A woman on the North Carolina General Assembly Republican staff reportedly accused the 29-year-old of sexual harassment when he was "a social media adviser" on North Carolina House Majority Leader John Bell's staff in 2017, according to the news network.
Bell told NBC News that he fired Gentry, but declined to give specifics as to why. "Mr. Ventry did work in my office and he’s no longer there, he moved on,” he told the network.
Additionally, Ventry reportedly embellished his resume, NBC News reported. Ventry's resume reportedly said he held a paid position on Florida Sen. Marco Rubio's presidential campaign in 2016 in North Carolina, despite only working as a volunteer, according to NBC News.
"I deny allegations of misconduct," Ventry told NBC News.
The network reported that Ventry also resigned from the PR company that previously employed him, CRC Public Relations. "Garrett was on a leave of absence from the company and as of this morning we have accepted his resignation," the company told NBC News.
Ventry denied all allegations, but decided to resign from his position with the committee to keep the focus on the committee's work, according to committee's majority spokesman Taylor Foy. "Garrett was one of several temporary staff brought on to assist in the committee’s consideration of the Supreme Court nomination, a team that has done outstanding work. While he strongly denies allegations of wrongdoing, he decided to resign to avoid causing any distraction from the work of the committee," Foy told The Washington Post.

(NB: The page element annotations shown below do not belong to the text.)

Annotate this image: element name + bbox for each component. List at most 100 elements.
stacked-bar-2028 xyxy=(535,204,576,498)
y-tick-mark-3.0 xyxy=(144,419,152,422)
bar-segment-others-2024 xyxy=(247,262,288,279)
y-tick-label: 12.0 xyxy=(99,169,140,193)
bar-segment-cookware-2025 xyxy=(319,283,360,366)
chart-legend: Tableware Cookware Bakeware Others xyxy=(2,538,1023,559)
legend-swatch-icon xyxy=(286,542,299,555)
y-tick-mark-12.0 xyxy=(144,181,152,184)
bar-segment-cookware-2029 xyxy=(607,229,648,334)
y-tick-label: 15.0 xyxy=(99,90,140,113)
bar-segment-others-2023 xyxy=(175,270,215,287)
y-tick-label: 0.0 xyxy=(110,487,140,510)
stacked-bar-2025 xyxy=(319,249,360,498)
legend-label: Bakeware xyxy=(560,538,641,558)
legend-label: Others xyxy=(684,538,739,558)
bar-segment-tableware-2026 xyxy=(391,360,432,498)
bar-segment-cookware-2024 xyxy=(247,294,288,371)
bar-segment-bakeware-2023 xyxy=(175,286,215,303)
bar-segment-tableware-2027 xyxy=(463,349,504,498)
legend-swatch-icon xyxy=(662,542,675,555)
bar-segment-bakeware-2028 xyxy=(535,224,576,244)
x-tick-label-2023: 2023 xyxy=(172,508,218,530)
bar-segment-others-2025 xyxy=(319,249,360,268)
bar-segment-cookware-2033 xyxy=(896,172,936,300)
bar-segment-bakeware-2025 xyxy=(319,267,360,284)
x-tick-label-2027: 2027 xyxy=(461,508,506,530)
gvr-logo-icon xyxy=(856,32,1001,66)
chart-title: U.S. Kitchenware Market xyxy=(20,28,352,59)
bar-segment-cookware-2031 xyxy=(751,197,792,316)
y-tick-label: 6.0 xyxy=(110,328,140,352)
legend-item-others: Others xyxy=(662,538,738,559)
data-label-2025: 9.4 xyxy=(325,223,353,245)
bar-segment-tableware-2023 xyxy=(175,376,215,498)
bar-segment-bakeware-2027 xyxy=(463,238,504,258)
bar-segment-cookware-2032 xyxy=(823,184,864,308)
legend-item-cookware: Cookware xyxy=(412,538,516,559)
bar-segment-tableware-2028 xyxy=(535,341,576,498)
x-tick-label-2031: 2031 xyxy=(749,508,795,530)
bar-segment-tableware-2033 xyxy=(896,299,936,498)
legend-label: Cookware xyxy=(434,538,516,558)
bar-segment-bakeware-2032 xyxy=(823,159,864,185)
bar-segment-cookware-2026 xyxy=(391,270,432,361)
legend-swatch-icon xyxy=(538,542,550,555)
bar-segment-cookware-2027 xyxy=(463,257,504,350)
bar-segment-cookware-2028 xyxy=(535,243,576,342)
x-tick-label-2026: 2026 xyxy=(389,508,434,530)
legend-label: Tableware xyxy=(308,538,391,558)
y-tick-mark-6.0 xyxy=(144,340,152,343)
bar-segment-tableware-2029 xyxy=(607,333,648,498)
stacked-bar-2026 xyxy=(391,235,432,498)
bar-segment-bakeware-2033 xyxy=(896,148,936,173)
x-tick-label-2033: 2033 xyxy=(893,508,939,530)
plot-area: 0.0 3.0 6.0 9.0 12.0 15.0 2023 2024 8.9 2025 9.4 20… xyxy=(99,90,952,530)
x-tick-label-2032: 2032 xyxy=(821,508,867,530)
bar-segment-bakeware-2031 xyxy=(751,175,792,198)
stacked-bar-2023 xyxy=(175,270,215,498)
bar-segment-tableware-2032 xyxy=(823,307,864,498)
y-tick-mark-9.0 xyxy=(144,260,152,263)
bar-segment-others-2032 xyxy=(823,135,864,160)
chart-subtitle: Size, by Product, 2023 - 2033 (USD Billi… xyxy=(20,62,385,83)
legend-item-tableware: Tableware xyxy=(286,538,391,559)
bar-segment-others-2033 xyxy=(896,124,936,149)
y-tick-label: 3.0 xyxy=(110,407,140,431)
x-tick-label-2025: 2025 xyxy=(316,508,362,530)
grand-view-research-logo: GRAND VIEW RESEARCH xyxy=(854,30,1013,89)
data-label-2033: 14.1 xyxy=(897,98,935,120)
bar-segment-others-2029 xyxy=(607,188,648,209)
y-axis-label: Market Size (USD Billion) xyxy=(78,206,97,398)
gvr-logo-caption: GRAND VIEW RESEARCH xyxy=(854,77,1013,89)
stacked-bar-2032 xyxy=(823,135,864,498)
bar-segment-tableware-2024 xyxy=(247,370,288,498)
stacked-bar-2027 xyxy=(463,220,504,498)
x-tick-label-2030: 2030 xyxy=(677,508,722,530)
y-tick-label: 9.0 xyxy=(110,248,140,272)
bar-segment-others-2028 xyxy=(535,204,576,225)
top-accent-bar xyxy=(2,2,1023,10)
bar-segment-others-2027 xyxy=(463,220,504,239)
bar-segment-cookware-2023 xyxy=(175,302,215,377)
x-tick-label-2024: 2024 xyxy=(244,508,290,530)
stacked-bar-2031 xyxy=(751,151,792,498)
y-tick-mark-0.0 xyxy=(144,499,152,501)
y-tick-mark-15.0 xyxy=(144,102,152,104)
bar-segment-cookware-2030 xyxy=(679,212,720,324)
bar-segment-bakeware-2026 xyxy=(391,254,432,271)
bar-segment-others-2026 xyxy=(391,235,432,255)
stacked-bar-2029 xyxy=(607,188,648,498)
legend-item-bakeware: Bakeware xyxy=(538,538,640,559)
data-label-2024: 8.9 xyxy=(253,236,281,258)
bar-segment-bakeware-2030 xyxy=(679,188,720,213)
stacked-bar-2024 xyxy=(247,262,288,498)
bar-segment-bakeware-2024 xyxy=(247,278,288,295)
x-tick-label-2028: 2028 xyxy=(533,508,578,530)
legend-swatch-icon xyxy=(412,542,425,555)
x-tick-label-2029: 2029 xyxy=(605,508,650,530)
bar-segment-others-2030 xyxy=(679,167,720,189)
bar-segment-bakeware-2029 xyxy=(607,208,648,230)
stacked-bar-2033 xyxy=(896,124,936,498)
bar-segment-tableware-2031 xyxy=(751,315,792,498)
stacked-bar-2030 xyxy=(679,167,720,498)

Politico reported on Friday that the CRC Public Relations — Ventry's previous employer — worked with Ed Whelan, a Republican legal activist, to guide his bizarre mistaken identity theory aimed at discrediting Dr. Christine Blasey Ford's accusation of attempted assault against Kavanaugh.
Whelan alleged Ford's accusation was a case of mistaken identity, and that it's possible a classmate of Kavanaugh's at Georgetown Prep was the perpetrator. Ford denied Whelan's theory. "I knew them both, and socialized with [the man named by Whelan]. I even visited [the man] when he was in the hospital," Ford said, according to CNBC on Friday. "There is zero chance that I would confuse them."
By Friday, Whelan walked back his accusations against a man who appeared to look similar to Kavanaugh and attended Georgetown Prep, like the judge. "I made an appalling and inexcusable mistake of judgment in posting the tweet thread in a way that identified Kavanaugh's Georgetown Prep classmate," Whelan tweeted. "I take full responsibility for that mistake, and I deeply apologize for it. I realize that does not undo the mistake."
Whelan also offered his "deepest apologies" to the man and his family. "I grievously and carelessly wronged the person I identified, and I owe him and his family my deepest apologies," he tweeted. "And I of course do not deserve to have him accept my apologies."
On Thursday, Gentry tweeted that the Senate Judiciary Committee was not involved in the theory put forth by Whelan. "To reporters asking: The Senate Judiciary Committee had no knowledge or involvement," Gentry tweeted.
Politico also reported that Ventry took a temporary position with the Senate Judiciary Committee at the request of the Federalist Society — the same conservative legal society which put forth Kavanaugh as an approved nominee — for a CRC Public Relations staffer to be at the Capitol.